The body plan of an organism is the most basic arrangement of the tissue layers in that organism without any details concerning the arrangement of its internal organs and the most basic and greatest influence on the body plans of organisms is the environment. The fundamental body plans such as the size of an organism can be determined by the environment in which it lives. According to Fastovsky and Weishampol (2005), all organisms are subject to design constraints. Organisms that live in the air or in water are acted upon by gravity and this causes their ancestry to limit the structures that they can evolve. For example, you will never find a propeller on the nose of a bird, even though that would be the most efficient way to propel the animal, because the evolutionary process works by descent with the modification of existing structures and not the wholesale invention of new ones.
Hoffmann and Parsons (1997) state that the body plans of organisms can be influenced by the types of landscapes encountered by them. It is very difficult for a population to move from one environment to another when natural barriers such as mountains and seas because there are large differences between their current forms and the alternative forms which they would need to cross these barriers. Therefore, these natural barriers keep the organisms within one environment and in order to survive, they will have to develop the essential body plans to suit that environment. In other words, their inability to move from this environment will lead to a stasis in the development of their body plans and these will instead remain in their current state with little or no change over a long period of time.

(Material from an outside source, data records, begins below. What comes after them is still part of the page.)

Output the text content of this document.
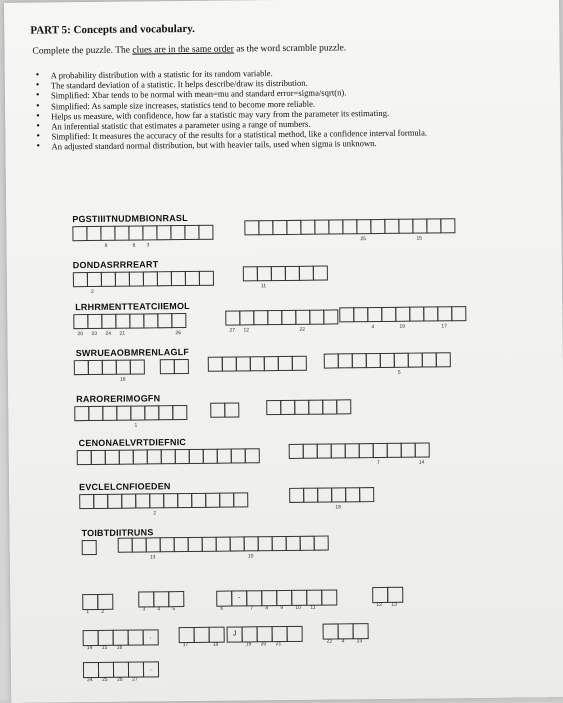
PART 5: Concepts and vocabulary.
Complete the puzzle. The clues are in the same order as the word scramble puzzle.
• A probability distribution with a statistic for its random variable.
• The standard deviation of a statistic. It helps describe/draw its distribution.
• Simplified: Xbar tends to be normal with mean=mu and standard error=sigma/sqrt(n).
• Simplified: As sample size increases, statistics tend to become more reliable.
• Helps us measure, with confidence, how far a statistic may vary from the parameter its estimating.
• An inferential statistic that estimates a parameter using a range of numbers.
• Simplified: It measures the accuracy of the results for a statistical method, like a confidence interval formula.
• An adjusted standard normal distribution, but with heavier tails, used when sigma is unknown.
PGSTIIITNUDMBIONRASL
8	6 3
25	15
DONDASRRREART
2
11
LRHRMENTTEATCIIEMOL
20 23 24 21	26	27 12	22	4	19	17
SWRUEAOBMRENLAGLF
16
5
RARORERIMOGFN
1
CENONAELVRTDIEFNIC
7	14
EVCLELCNFIOEDEN
2
18
TOIBTDIITRUNS
13	10
1 2	3 4 5	6
-
7 8 9 10 11	12 13
14 15 16
.
17	18
J
19 20 21	22 4 23
24 25 26 27
.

Tobin and Dusheck (2005) declare that the body plans of organisms such as the particular arrangements of bones in the limbs of horses, whales, and humans may simply be a case of organisms making do with what they have. Organisms tend to reuse the same parts and materials, reshaping them for new purposes. A good example of this would be when one considers the whale which, although it is a mammal, lives in the ocean. Unlike other mammals, it does not have the legs it would normally have had if it had been living on land and instead, those limbs that would have formed legs on land have instead developed into fins to enable it to survive in the ocean efficiently. Furthermore, the body of the whale is too big to survive on land and it is instead adapted to life in the ocean because the water can not only support its weight, but there is also enough space within it to ensure that the whale is able to navigate within it.
In conclusion, different environments influence the development of different body plans to adapt to them. For example, the camel is very well adapted to life in the desert because it has developed padded hooves to be able to walk on the desert sand, long legs and neck to keep it from sinking into the sand and enable it to breath respectively, and a hump to store water because of the scarcity of this resource in the desert. Examples of other body plans include camouflage to avoid predators and the extreme height of some trees in forests in order to gain light for photosynthesis.
References
Fastovsky, D E. & Weishampol, D B. (2005). The Evolution and the Extinction of the Dinosaurs. Cambridge, United Kingdom: Cambridge University Press.
Hoffmann, A A. & Parsons, P A. (1997). Extreme Environmental Change and Evolution. Cambridge, United Kingdom: Cambridge University Press.
Tobin, A J & Dusheck, J. (2005). Asking About Life. Andover, United Kingdom: Cengage Learning.